Mais l’appel procède d’une mauvaise lecture du jugement entrepris. En effet, il y a lieu de rappeler que, pour apprécier si la contestation de la saisie-attribution a été dénoncée à l’huissier instrumentaire dans le délai prévu à peine d’irrecevabilité par le texte précité, c’est l’avis de dépôt de la lettre recommandée avec avis de réception qui importe et non l’avis de réception, ou encore, comme l’a indiqué à juste titre le premier juge, tout autre élément permettant de justifier de la date d’envoi de la lettre de dénonciation de la contestation, non pas de sa date de réception. C’est d’ailleurs bien ce qu’avait indiqué le juge de l’exécution au troisième paragraphe de son exposé du litige, indiquant avoir « soulevé l’irrecevabilité de la contestation de la saisie-attribution en cas d’absence, dans les pièces communiquées, de la lettre recommandée avec demande d’avis de réception de dénonciation de la contestation de la saisie-attribution au commissaire de justice instrumentaire accompagnée de l’avis de dépôt » et avoir autorisé Mme [T] « à communiquer les éléments nécessaires en cours de délibéré. » Ce n’est pas non plus, contrairement à ce qu’avance l’intimé, faute de production de l’assignation que le juge de l’exécution a déclaré la contestation irrecevable.

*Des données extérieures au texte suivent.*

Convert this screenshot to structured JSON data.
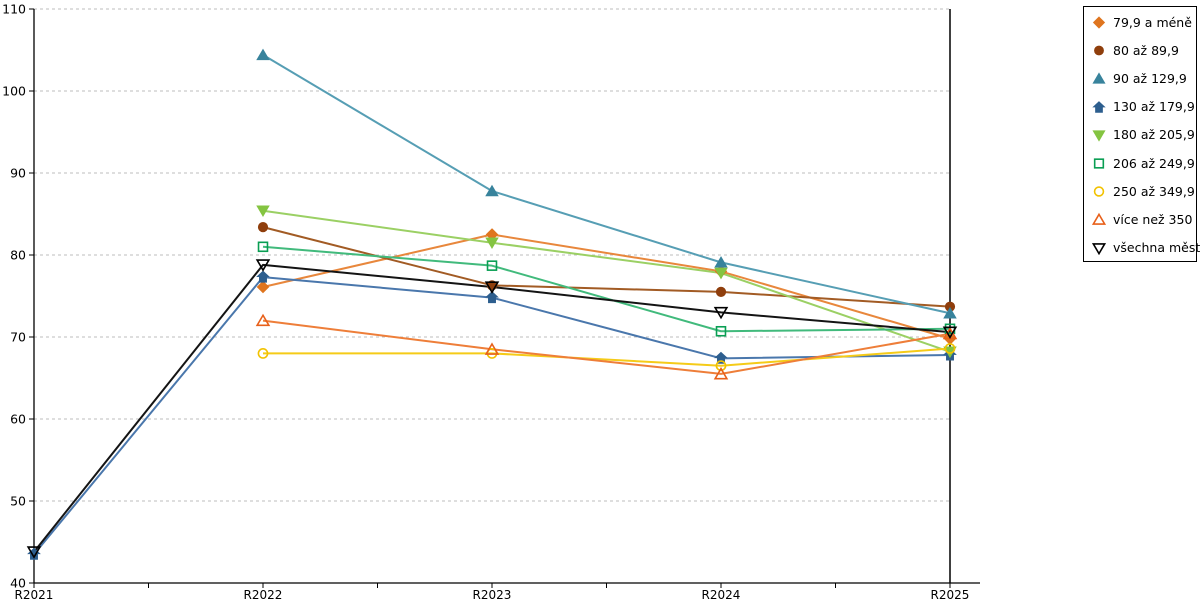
{
  "chart_data": {
    "type": "line",
    "title": "",
    "xlabel": "",
    "ylabel": "",
    "x_categories": [
      "R2021",
      "R2022",
      "R2023",
      "R2024",
      "R2025"
    ],
    "y_ticks": [
      40,
      50,
      60,
      70,
      80,
      90,
      100,
      110
    ],
    "ylim": [
      40,
      110
    ],
    "grid": "horizontal-dashed",
    "legend_position": "top-right",
    "series": [
      {
        "name": "79,9 a méně",
        "marker": "diamond",
        "filled": true,
        "color": "#DF751F",
        "line_color": "#E8873C",
        "values": [
          null,
          76.1,
          82.5,
          78.0,
          69.8
        ]
      },
      {
        "name": "80 až 89,9",
        "marker": "circle",
        "filled": true,
        "color": "#8F3E0C",
        "line_color": "#A25B24",
        "values": [
          null,
          83.4,
          76.3,
          75.5,
          73.7
        ]
      },
      {
        "name": "90 až 129,9",
        "marker": "triangle-up",
        "filled": true,
        "color": "#38839C",
        "line_color": "#569EB4",
        "values": [
          null,
          104.4,
          87.8,
          79.1,
          72.9
        ]
      },
      {
        "name": "130 až 179,9",
        "marker": "pentagon",
        "filled": true,
        "color": "#2D5E8E",
        "line_color": "#4A77AC",
        "values": [
          43.5,
          77.3,
          74.8,
          67.4,
          67.8
        ]
      },
      {
        "name": "180 až 205,9",
        "marker": "triangle-down",
        "filled": true,
        "color": "#84C441",
        "line_color": "#9BD064",
        "values": [
          null,
          85.4,
          81.5,
          77.8,
          68.2
        ]
      },
      {
        "name": "206 až 249,9",
        "marker": "square",
        "filled": false,
        "color": "#099E53",
        "line_color": "#41BA7C",
        "values": [
          null,
          81.0,
          78.7,
          70.7,
          71.0
        ]
      },
      {
        "name": "250 až 349,9",
        "marker": "circle",
        "filled": false,
        "color": "#F2C200",
        "line_color": "#F5CB18",
        "values": [
          null,
          68.0,
          68.0,
          66.5,
          68.6
        ]
      },
      {
        "name": "více než 350",
        "marker": "triangle-up",
        "filled": false,
        "color": "#E8601A",
        "line_color": "#EE7E39",
        "values": [
          null,
          72.0,
          68.5,
          65.5,
          70.4
        ]
      },
      {
        "name": "všechna města",
        "marker": "triangle-down",
        "filled": false,
        "color": "#000000",
        "line_color": "#141414",
        "values": [
          43.8,
          78.8,
          76.1,
          73.0,
          70.6
        ]
      }
    ]
  }
}
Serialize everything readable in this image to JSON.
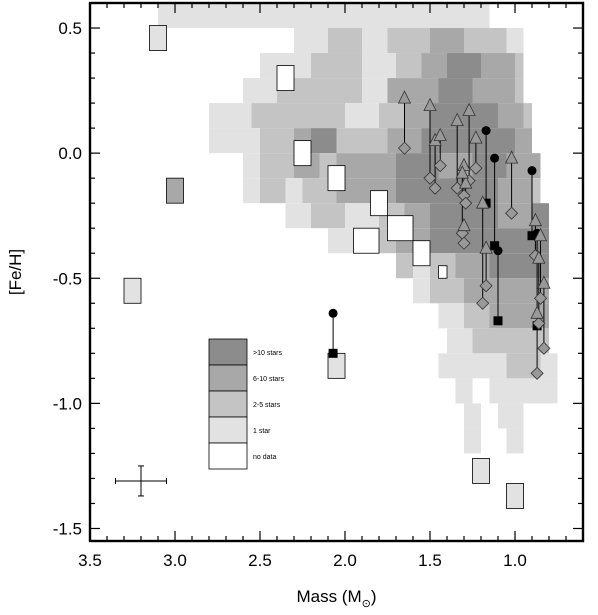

La production, en pièce n°8 de l’appelante, de l’avis de réception de la lettre de dénonciation montre que celui-ci est daté du jeudi 12 janvier 2023. Elle n’établit donc pas la preuve que la lettre de dénonciation de l’assignation devant le juge de l’exécution, laquelle date du lundi 9 janvier 2023, a bien été adressée à l’huissier instrumentaire le jour même ou le jour ouvrable suivant, soit le mardi 10 janvier au plus tard. C’est donc par une stricte mais exacte application du texte précité que le premier juge a déclaré irrecevables la contestation de la saisie-attribution, formée par Mme [T], ainsi que la demande subséquente tendant à l’annulation de la signification du jugement du 27 septembre 2021, sur lequel est fondée la saisie-attribution litigieuse.
Sur les demandes accessoires
L’issue du litige commande la confirmation des dispositions relatives aux dépens et à l’application des dispositions de l’article 700 du code de procédure civile, la condamnation de l’appelante aux dépens d’appel ainsi qu’au paiement d’une indemnité de 2000 euros en compensation des frais irrépétibles d’appel exposés par le FGTI.
PAR CES MOTIFS
Déclare irrecevable la demande du Fonds de garantie des victimes des actes de terrorisme et d’autres infractions tendant à voir radier l’affaire du rôle de la cour ;
Confirme le jugement entrepris en toutes ses dispositions ;
Et y ajoutant,
Condamne Mme [W] [T] à payer au Fonds de garantie des victimes des actes de terrorisme et d’autres infractions la somme de 2000 euros en application des dispositions de l’article 700 du code de procédure civile ;
Condamne Mme [W] [T] aux dépens d’appel.